Staying Vigilant

I have had an idea for a blog post for several months now, but I haven’t quite known how to go about writing it, exactly. Then, on the news a day or two ago, I saw that Florida’s “Don’t Say Gay” bill was signed into law, and everything just kind of coalesced.

In case you missed it, this bill bans “classroom discussion about sexual orientation or gender identity” in primary schools. And, to state the obvious, it is an explicit, dramatic challenge to the strides this country has made in the past decade or so improving LGBTQIA+ rights and protections. [Also in this vein is the horrifying directive from Texas governor Greg Abbott where he is attempting to classify “gender-affirming medical care for transgender youth” as child abuse.]

So, in this post I want to link three things that may seem unconnected, but in my mind, they have one thing in common, and that is that they point us to the need to be ever-vigilant against systems of oppression that continually work to thwart any attempts to mitigate their hold on power and authority.

The fact is, most people like power, and this means that most people are loathe to give it up.
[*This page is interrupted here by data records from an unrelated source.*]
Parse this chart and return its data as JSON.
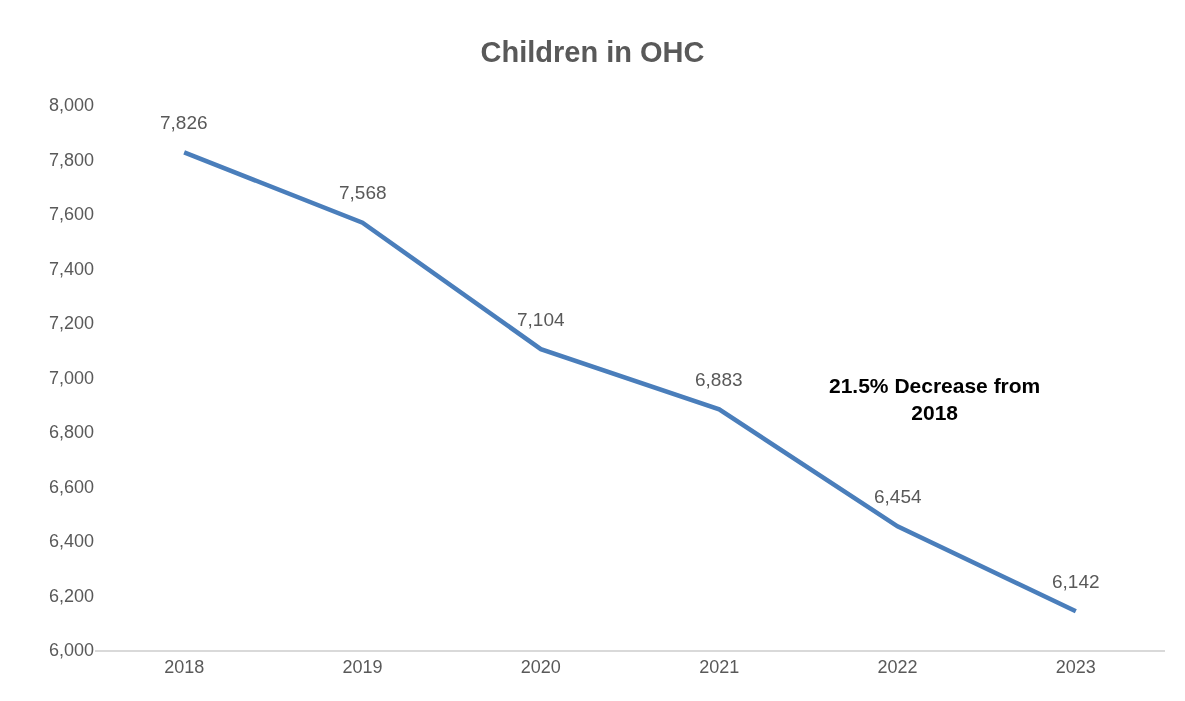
{
  "chart_data": {
    "type": "line",
    "title": "Children in OHC",
    "categories": [
      "2018",
      "2019",
      "2020",
      "2021",
      "2022",
      "2023"
    ],
    "series": [
      {
        "color": "#4a7ebb",
        "values": [
          7826,
          7568,
          7104,
          6883,
          6454,
          6142
        ],
        "value_labels": [
          "7,826",
          "7,568",
          "7,104",
          "6,883",
          "6,454",
          "6,142"
        ]
      }
    ],
    "ylim": [
      6000,
      8000
    ],
    "yticks": [
      {
        "value": 6000,
        "label": "6,000"
      },
      {
        "value": 6200,
        "label": "6,200"
      },
      {
        "value": 6400,
        "label": "6,400"
      },
      {
        "value": 6600,
        "label": "6,600"
      },
      {
        "value": 6800,
        "label": "6,800"
      },
      {
        "value": 7000,
        "label": "7,000"
      },
      {
        "value": 7200,
        "label": "7,200"
      },
      {
        "value": 7400,
        "label": "7,400"
      },
      {
        "value": 7600,
        "label": "7,600"
      },
      {
        "value": 7800,
        "label": "7,800"
      },
      {
        "value": 8000,
        "label": "8,000"
      }
    ],
    "grid": false,
    "marker": "none",
    "line_style": "solid",
    "annotations": [
      "21.5% Decrease from 2018"
    ]
  }
}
And since institutions and structures are manifestations of the people who are a part of them, it should be no surprise that systems are often slow to change, as the people who hold power in those systems don’t readily share it. [Just as an aside, I’m not going to talk about the current war in Ukraine in this context, but Putin‘s desperate attempts to recapture and subject a country that he feels rightfully belongs to him, and to Russia, is another very practical, tragic example of this same mentality.]

So, in addition to the example I mentioned above–the pernicious and dangerous examples of anti-LGBTQIA+ legislation–there are two more examples I want to share.

First, I want to lift up the current rolling back of abortion rights in various states around the country: Idaho, Texas, Mississippi, to name the most visible. After decades of struggle, and too many horrible deaths, women finally earned the right to make decisions about their own bodies, their own lives, and their own families in 1973, when Roe v. Wade established a constitutional right to abortion. Many women like myself who came of age after Roe took those rights for granted, trusting that were we ever in the unthinkable position of needing to consider the termination of a pregnancy for any reason, including rape or own safety and health, we would have that option.  Now, women all over the country, particularly poor women and the most vulnerable, are losing that right–and some even think that Roe itself will be overturned. What happened?

The second issue I want to lift up relates to the “Rooney Rule,” and the lawsuit that Brian Flores has brought against the NFL itself and several NFL teams, including the Denver Broncos, which is my team. In case you don’t know, the Rooney Rule was put in place in 2003, and mandated that all NFL teams interview ethnic-minority candidates for head and senior coaching jobs. It was put in place after both Tony Dungy [with a winning record] and Dennis Green [with only one losing season in ten years] were fired.

In the years immediately following the implementation of the Rooney Rule, the percentage of black coaches in the NFL went up, to the point that in the 2006-2007 season, the percentage of African-descent coaches reached 22%, up from 6% prior to the Rule. Now, however, in 2022, the situation has regressed, a fact that Flores’ suit makes glaringly apparent. According to Wikipedia, “As of 2020, the NFL had three African-American head coaches, the same number as in 2003 when the Rooney Rule as adopted.” Last season, there were only four. Again, what happened?

Well, in short, white male power happened.

Each one of these examples demonstrates how people who are in power, and the structures that got them and keep them there, will constantly and persistently resist change, especially when it involves creating more room at the table around decision-making and agency, especially when it involves a lessening of their own power–maybe even giving up a seat at that table. 

I won’t double the size of the post by bringing in my perspective as a Christian here, but let me just say that for me, this is a religious issue, as I worship the one who incarnated God’s love in weakness and vulnerability and constantly stood protectively and passionately on the side of the weak and vulnerable–all the way to the cross. As a Christian, I am called to follow Christ in this compassion, resisting all systems that dehumanize, marginalize and victimize the powerless and precarious.

So, all of these examples are a stark and vivid reminder to me of the necessity of vigilance: of needing to never take for granted gains that we have made toward the empowerment of women, BIPOC communities, and the LGBTQIA+ community. No matter how hard and long the battle was to win those rights, they still can be taken away in a moment. Stay alert. Just when we think it might be safe to exhale, we find that it isn’t, and another vulnerable person ends up paying the price.